İsrail, Hamas’ın Batı Şeria’daki askeri şefi olan Salih Aruri’nin Türkiye’de sığınmacı olarak bulunduğunu ve Aruri’nin mutlaka sınır dışı edilmesi gerektiğini söylüyor. Bu konunun da pazarlık masasında olduğu ifade ediliyor. Türkiye ise, yapılan ikili görüşmelerde Aruri’nin Türkiye’de bulunmadığını söylediği iddia ediliyor. Bu da İsrail’in konu ile ilgili isteğinin yerine getirilmiş olabileceği ihtimalini güçlendirmektedir.
Amerika’dan gelen açıklamalara bakılacak olursa, Amerika yönetimi uzun zamandır kopuk olan Türkiye-İsrail ilişkilerinin bir an önce normalleşmeye dönmesi için bazı çalışmalar içinde olmuştu. Hatta Türkiye tarafından Rusya’nın savaş uçağının düşürülmesi olayı ile bu yakınlaşmanın daha da güç kazandığı iddiaları da ortaya atılmıştı.

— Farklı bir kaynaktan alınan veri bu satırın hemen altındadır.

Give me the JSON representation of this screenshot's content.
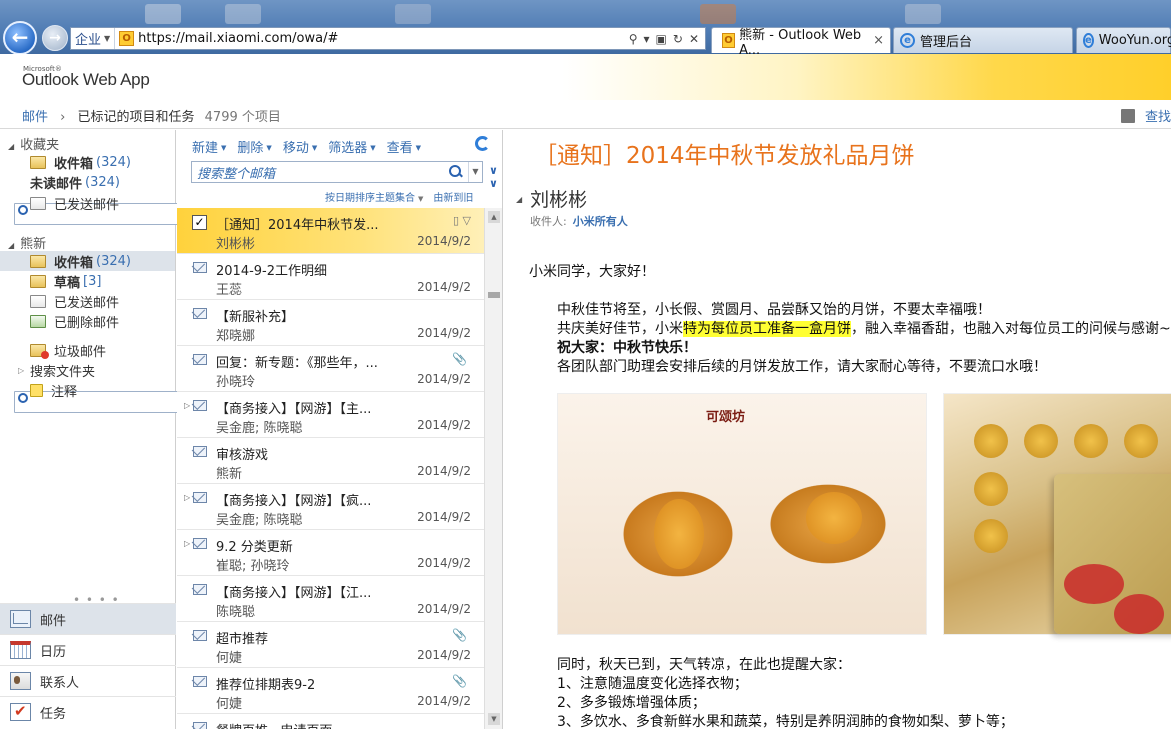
{
  "browser": {
    "zone_label": "企业",
    "url": "https://mail.xiaomi.com/owa/#",
    "tabs": [
      {
        "label": "熊新 - Outlook Web A...",
        "close": "×"
      },
      {
        "label": "管理后台"
      },
      {
        "label": "WooYun.org"
      }
    ]
  },
  "app": {
    "brand_small": "Microsoft®",
    "brand": "Outlook Web App"
  },
  "breadcrumb": {
    "root": "邮件",
    "current": "已标记的项目和任务",
    "count": "4799 个项目",
    "find_someone": "查找"
  },
  "folders": {
    "favorites_title": "收藏夹",
    "favorites": [
      {
        "label": "收件箱",
        "count": "(324)",
        "bold": true
      },
      {
        "label": "未读邮件",
        "count": "(324)",
        "bold": true
      },
      {
        "label": "已发送邮件",
        "count": ""
      }
    ],
    "account_title": "熊新",
    "account": [
      {
        "label": "收件箱",
        "count": "(324)",
        "bold": true
      },
      {
        "label": "草稿",
        "count": "[3]",
        "bold": true
      },
      {
        "label": "已发送邮件",
        "count": ""
      },
      {
        "label": "已删除邮件",
        "count": ""
      }
    ],
    "extra": [
      {
        "label": "垃圾邮件"
      },
      {
        "label": "搜索文件夹"
      },
      {
        "label": "注释"
      }
    ],
    "splitter": "• • • •"
  },
  "nav": [
    {
      "label": "邮件",
      "icon": "mail-icon"
    },
    {
      "label": "日历",
      "icon": "calendar-icon"
    },
    {
      "label": "联系人",
      "icon": "contacts-icon"
    },
    {
      "label": "任务",
      "icon": "tasks-icon"
    }
  ],
  "toolbar": {
    "new": "新建",
    "delete": "删除",
    "move": "移动",
    "filter": "筛选器",
    "view": "查看"
  },
  "search": {
    "placeholder": "搜索整个邮箱"
  },
  "sort": {
    "by": "按日期排序主题集合",
    "order": "由新到旧"
  },
  "messages": [
    {
      "subject": "［通知］2014年中秋节发...",
      "from": "刘彬彬",
      "date": "2014/9/2",
      "selected": true
    },
    {
      "subject": "2014-9-2工作明细",
      "from": "王蕊",
      "date": "2014/9/2"
    },
    {
      "subject": "【新服补充】",
      "from": "郑晓娜",
      "date": "2014/9/2"
    },
    {
      "subject": "回复：新专题：《那些年，...",
      "from": "孙晓玲",
      "date": "2014/9/2",
      "attach": true
    },
    {
      "subject": "【商务接入】【网游】【主...",
      "from": "吴金鹿; 陈晓聪",
      "date": "2014/9/2",
      "thread": true
    },
    {
      "subject": "审核游戏",
      "from": "熊新",
      "date": "2014/9/2"
    },
    {
      "subject": "【商务接入】【网游】【疯...",
      "from": "吴金鹿; 陈晓聪",
      "date": "2014/9/2",
      "thread": true
    },
    {
      "subject": "9.2 分类更新",
      "from": "崔聪; 孙晓玲",
      "date": "2014/9/2",
      "thread": true
    },
    {
      "subject": "【商务接入】【网游】【江...",
      "from": "陈晓聪",
      "date": "2014/9/2"
    },
    {
      "subject": "超市推荐",
      "from": "何婕",
      "date": "2014/9/2",
      "attach": true
    },
    {
      "subject": "推荐位排期表9-2",
      "from": "何婕",
      "date": "2014/9/2",
      "attach": true
    },
    {
      "subject": "餐牌页推...申请页面",
      "from": "",
      "date": ""
    }
  ],
  "reading": {
    "subject": "［通知］2014年中秋节发放礼品月饼",
    "sender": "刘彬彬",
    "to_label": "收件人:",
    "to": "小米所有人",
    "greeting": "小米同学，大家好！",
    "p1": "中秋佳节将至，小长假、赏圆月、品尝酥又饴的月饼，不要太幸福哦！",
    "p2_a": "共庆美好佳节，小米",
    "p2_hl": "特为每位员工准备一盒月饼",
    "p2_b": "，融入幸福香甜，也融入对每位员工的问候与感谢~",
    "p3": "祝大家：中秋节快乐！",
    "p4": "各团队部门助理会安排后续的月饼发放工作，请大家耐心等待，不要流口水哦！",
    "image_brand": "可颂坊",
    "p5": "同时，秋天已到，天气转凉，在此也提醒大家：",
    "tips": [
      "1、注意随温度变化选择衣物；",
      "2、多多锻炼增强体质；",
      "3、多饮水、多食新鲜水果和蔬菜，特别是养阴润肺的食物如梨、萝卜等；"
    ]
  }
}
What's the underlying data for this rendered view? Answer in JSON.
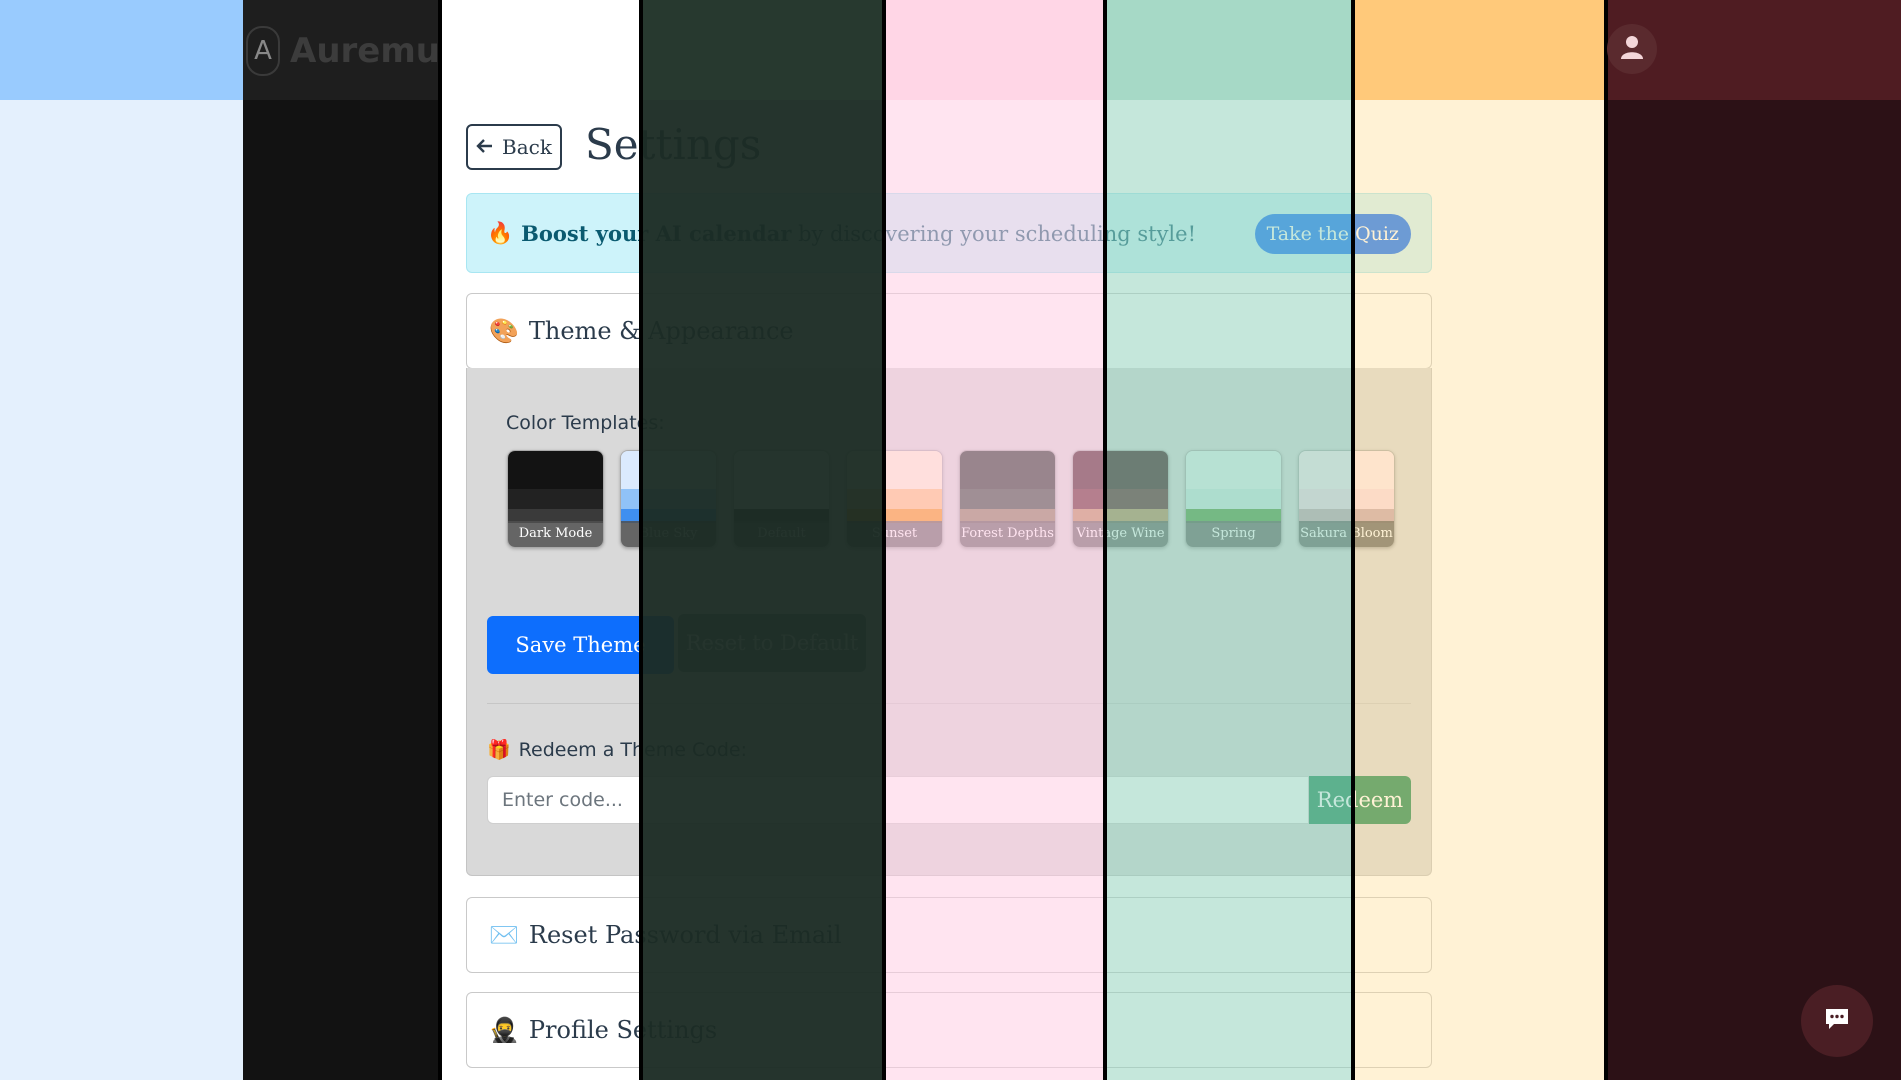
{
  "header": {
    "logo_text": "Auremu",
    "logo_glyph": "A"
  },
  "page": {
    "back_label": "Back",
    "title": "Settings"
  },
  "quiz_banner": {
    "emoji": "🔥",
    "bold_text": "Boost your AI calendar",
    "text": " by discovering your scheduling style!",
    "button_label": "Take the Quiz"
  },
  "theme_section": {
    "emoji": "🎨",
    "title": "Theme & Appearance",
    "templates_label": "Color Templates:",
    "templates": [
      {
        "name": "Dark Mode",
        "colors": [
          "#131313",
          "#222222",
          "#3a3a3a"
        ]
      },
      {
        "name": "Blue Sky",
        "colors": [
          "#dbeafe",
          "#90c2f7",
          "#3f8ff0"
        ]
      },
      {
        "name": "Default",
        "colors": [
          "#f6f6f6",
          "#ffffff",
          "#333333"
        ]
      },
      {
        "name": "Sunset",
        "colors": [
          "#fff4d6",
          "#ffc57a",
          "#f5960f"
        ]
      },
      {
        "name": "Forest Depths",
        "colors": [
          "#1e2e25",
          "#2e4436",
          "#8a7a5a"
        ]
      },
      {
        "name": "Vintage Wine",
        "colors": [
          "#3a151b",
          "#5c1f27",
          "#b88a5a"
        ]
      },
      {
        "name": "Spring Meadow",
        "colors": [
          "#dff2ee",
          "#cbe8e2",
          "#4e9a3f"
        ]
      },
      {
        "name": "Sakura Bloom",
        "colors": [
          "#fde8f0",
          "#fbd9e6",
          "#c9a4ad"
        ]
      }
    ],
    "save_label": "Save Theme",
    "reset_label": "Reset to Default",
    "redeem_emoji": "🎁",
    "redeem_label": "Redeem a Theme Code:",
    "code_placeholder": "Enter code...",
    "redeem_button": "Redeem"
  },
  "sections": [
    {
      "emoji": "✉️",
      "title": "Reset Password via Email"
    },
    {
      "emoji": "🥷",
      "title": "Profile Settings"
    }
  ],
  "theme_strip_colors": {
    "blue_sky": "#e4f0fd",
    "dark_mode": "#121212",
    "default": "#ffffff",
    "forest_depths": "#233329",
    "sakura_bloom": "#ffe6f0",
    "spring_meadow": "#dff2ee",
    "sunset": "#fff6df",
    "vintage_wine": "#2c1116"
  }
}
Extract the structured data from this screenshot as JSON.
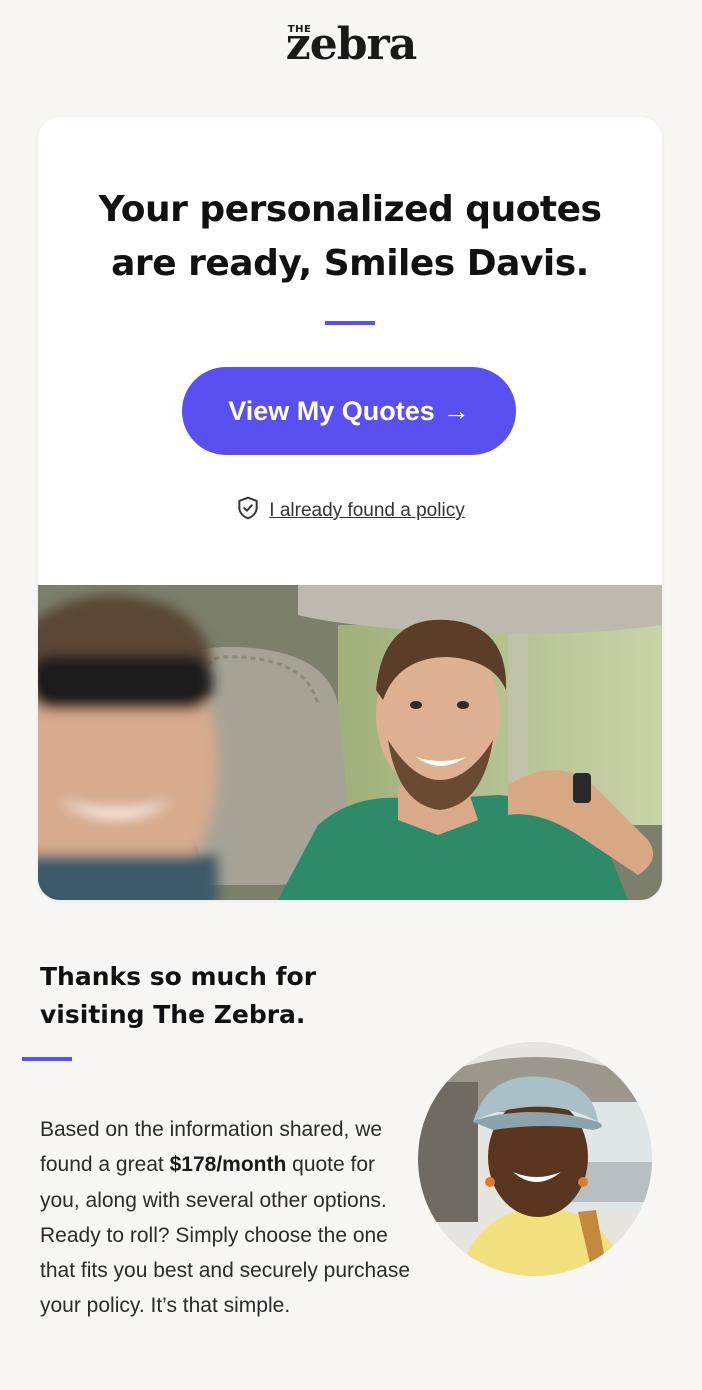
{
  "brand": {
    "logo_small": "THE",
    "logo_word": "zebra",
    "accent_color": "#5a4ff0"
  },
  "hero_card": {
    "headline_line1": "Your personalized quotes",
    "headline_line2": "are ready, Smiles Davis.",
    "cta_label": "View My Quotes",
    "cta_arrow": "→",
    "secondary_icon": "shield-check-icon",
    "secondary_link": "I already found a policy",
    "photo_alt": "Smiling man in car passenger seat with woman in sunglasses"
  },
  "thanks_section": {
    "title": "Thanks so much for visiting The Zebra.",
    "body_before": "Based on the information shared, we found a great ",
    "price_highlight": "$178/month",
    "body_after": " quote for you, along with several other options. Ready to roll? Simply choose the one that fits you best and securely purchase your policy. It’s that simple.",
    "portrait_alt": "Smiling woman in cap and yellow top in car"
  }
}
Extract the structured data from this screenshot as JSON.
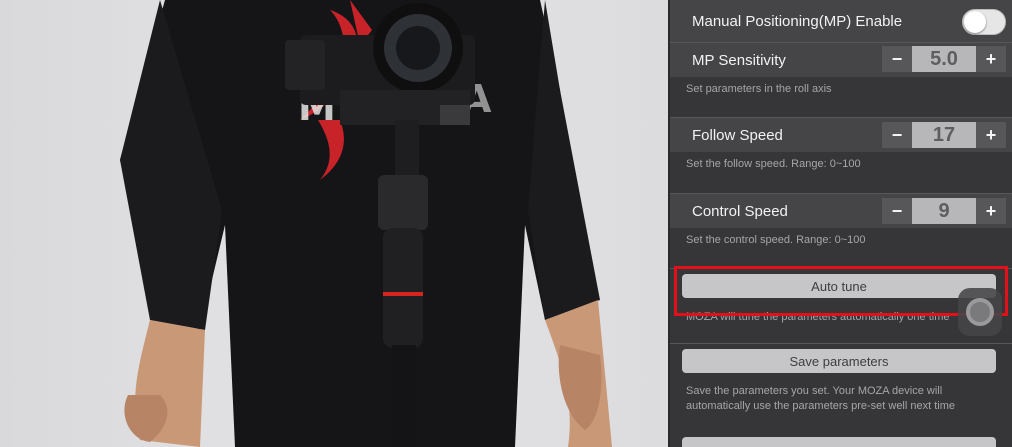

Bilindiği gibi her iki taraf arasındaki sıkıntılar nedeni ile Büyükelçiler karşılıklı olarak geri çekilmişti. Şimdi, yeni bir anlaşmanın sağlanması halinde iki taraf büyükelçileri de karşılıklı olarak atanmış olacak.
Temennimiz, giderek karışan ve tehlikeli hale dönüşen bölgemizde Türkiye-İsrail ilişkilerin düzelmesi ve bu anlaşmaların da Türkiye lehine gelişmesidir.